Secteur clé de notre économie nationale, l’agriculture et l’élevage sont les principales activités de la population nigérienne. Dans le contexte de la refondation nationale prôné par le CNSP, il est impératif de garantir l’autosuffisance alimentaire et aussi faire de ce secteur les piliers économique et social de notre pays. C’est dans cet esprit que le Président du Conseil National pour la Sauvegarde de la Patrie (CNSP), le Chef de l’Etat, le Général de Brigade Abdourahamane Tiani a confié au lendemain des évènements du 26 juillet 2023, la gestion de ce ministère au Colonel Ousmane Elhadj Ibrahim.

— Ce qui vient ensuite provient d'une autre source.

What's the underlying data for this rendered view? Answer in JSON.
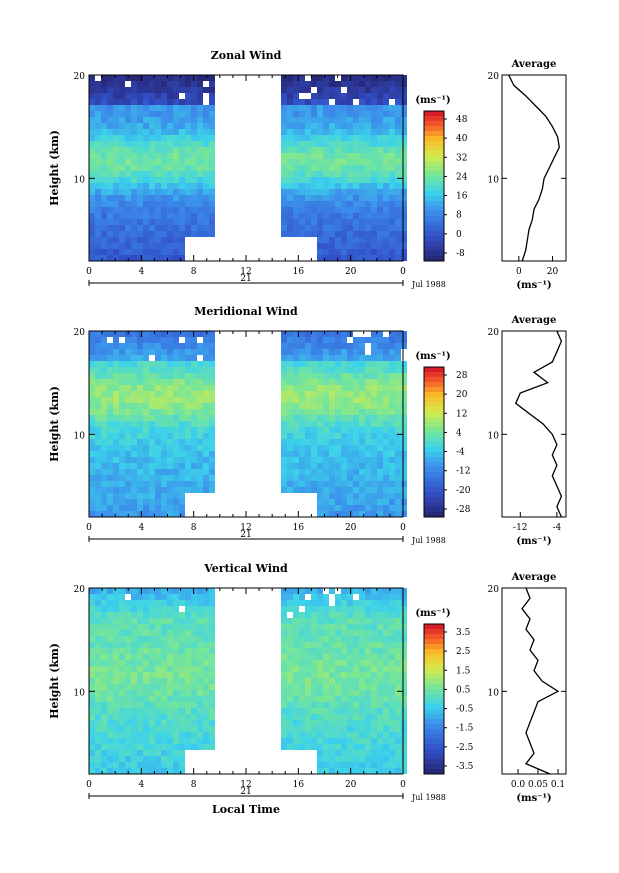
{
  "chart_data": [
    {
      "type": "heatmap",
      "title": "Zonal Wind",
      "ylabel": "Height (km)",
      "xlabel": "",
      "yticks": [
        "20",
        "10"
      ],
      "xticks": [
        "0",
        "4",
        "8",
        "12",
        "16",
        "20",
        "0"
      ],
      "date_day": "21",
      "date_label": "Jul 1988",
      "colorbar_unit": "(ms⁻¹)",
      "colorbar_ticks": [
        "48",
        "40",
        "32",
        "24",
        "16",
        "8",
        "0",
        "-8"
      ],
      "colorbar_range": [
        -8,
        52
      ],
      "field": {
        "low": 2,
        "mid": 12,
        "peak": 26,
        "jet_height_km": 12,
        "top_band": 0
      },
      "average": {
        "title": "Average",
        "xlabel": "(ms⁻¹)",
        "xticks": [
          "0",
          "20"
        ],
        "xlim": [
          -10,
          28
        ],
        "yticks": [
          "20",
          "10"
        ],
        "height_km": [
          2,
          3,
          4,
          5,
          6,
          7,
          8,
          9,
          10,
          11,
          12,
          13,
          14,
          15,
          16,
          17,
          18,
          19,
          20
        ],
        "values": [
          2,
          4,
          5,
          6,
          8,
          9,
          12,
          14,
          15,
          18,
          21,
          24,
          23,
          20,
          16,
          10,
          4,
          -3,
          -6
        ]
      }
    },
    {
      "type": "heatmap",
      "title": "Meridional Wind",
      "ylabel": "Height (km)",
      "xlabel": "",
      "yticks": [
        "20",
        "10"
      ],
      "xticks": [
        "0",
        "4",
        "8",
        "12",
        "16",
        "20",
        "0"
      ],
      "date_day": "21",
      "date_label": "Jul 1988",
      "colorbar_unit": "(ms⁻¹)",
      "colorbar_ticks": [
        "28",
        "20",
        "12",
        "4",
        "-4",
        "-12",
        "-20",
        "-28"
      ],
      "colorbar_range": [
        -32,
        32
      ],
      "field": {
        "low": -10,
        "mid": -4,
        "peak": 8,
        "jet_height_km": 14,
        "top_band": -8
      },
      "average": {
        "title": "Average",
        "xlabel": "(ms⁻¹)",
        "xticks": [
          "-12",
          "-4"
        ],
        "xlim": [
          -16,
          -2
        ],
        "yticks": [
          "20",
          "10"
        ],
        "height_km": [
          2,
          3,
          4,
          5,
          6,
          7,
          8,
          9,
          10,
          11,
          12,
          13,
          14,
          15,
          16,
          17,
          18,
          19,
          20
        ],
        "values": [
          -3,
          -4,
          -3,
          -4,
          -5,
          -4,
          -5,
          -4,
          -5,
          -7,
          -10,
          -13,
          -12,
          -6,
          -9,
          -5,
          -4,
          -3,
          -4
        ]
      }
    },
    {
      "type": "heatmap",
      "title": "Vertical Wind",
      "ylabel": "Height (km)",
      "xlabel": "Local Time",
      "yticks": [
        "20",
        "10"
      ],
      "xticks": [
        "0",
        "4",
        "8",
        "12",
        "16",
        "20",
        "0"
      ],
      "date_day": "21",
      "date_label": "Jul 1988",
      "colorbar_unit": "(ms⁻¹)",
      "colorbar_ticks": [
        "3.5",
        "2.5",
        "1.5",
        "0.5",
        "-0.5",
        "-1.5",
        "-2.5",
        "-3.5"
      ],
      "colorbar_range": [
        -4,
        4
      ],
      "field": {
        "low": -0.5,
        "mid": 0.2,
        "peak": 0.6,
        "jet_height_km": 12,
        "top_band": 0.1
      },
      "average": {
        "title": "Average",
        "xlabel": "(ms⁻¹)",
        "xticks": [
          "0.0",
          "0.05",
          "0.1"
        ],
        "xlim": [
          -0.04,
          0.12
        ],
        "yticks": [
          "20",
          "10"
        ],
        "height_km": [
          2,
          3,
          4,
          5,
          6,
          7,
          8,
          9,
          10,
          11,
          12,
          13,
          14,
          15,
          16,
          17,
          18,
          19,
          20
        ],
        "values": [
          0.08,
          0.02,
          0.04,
          0.03,
          0.02,
          0.03,
          0.04,
          0.05,
          0.1,
          0.06,
          0.04,
          0.05,
          0.03,
          0.04,
          0.02,
          0.03,
          0.01,
          0.03,
          0.02
        ]
      }
    }
  ]
}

Sa prestation d’une haute facture a montré que l’homme connait et maitrise son domaine car il a mis en lumière une vision stratégique des autorités de faire de la souveraineté alimentaire une réalité. « Sur les 18500 hectares d’aménagements hydro agricoles pour 1267000km2 que nous disposons, avec les potentialités irrigables que nous avons et près de 27 millions d’habitants, nous avons à peine 8500 hectares qui sont véritablement pratiqué en double saison ». D’où la la mise en œuvre du programme des grandes irrigations par l’ONAHA à travers le programme de résilience pour la sauvegarde de la patrie. Dans cette optique, il a indiqué que « l’ONAHA a eu dans ce cadre 3.700 hectares jusqu’en 2027 pour réhabiliter et de nouveaux 8000 hectares à réhabiliter sur la même période ».

Pour ce faire, les autorités ont ramené à la CAIMA ses prérogatives. Avec la mise en place d’une industrie de production d’engrais, le Niger va économiser en termes d’achat et de subvention aux producteurs mais aussi fera en sorte qu’il est la disponibilité et la diversification des unités de production d’engrais organique.

L’autre aspect est le retour des jeunes à la terre. Sur ce point, le Ministre a évoqué l’accès à la terre en lien avec les conflits fonciers et le problème de financement pour les entrepreneurs au niveau des banques. A ce niveau, il faut une véritable réforme de ce secteur, investir et soutenir les initiatives tout en pensant à une approche agroécologique. La synergie d’action entre les différentes composantes agropastorales, environnementales et socio-économiques est plus que jamais nécessaire.

S’agissant de la recherche et de l’encadrement, l’institut national de la recherche agronomique (IRAN) aura les moyens nécessaires pour mener ses activités. Pour l’encadrement avec les besoins indiqué par le ministre, l’Etat doit engager un programme spécial pour recruter les jeunes diplômés.

En somme, l’entretien du ministre de l’Agriculture et de l’élevage sur la radiotélévision nationale montre qu’il y a une volonté politique de relever les défis actuels et de créer des nouvelles initiatives pouvant permettre de renforcer le secteur pastoral et agricole. Il revient maintenant aux nigériens de travailler et surtout de retourner à la terre.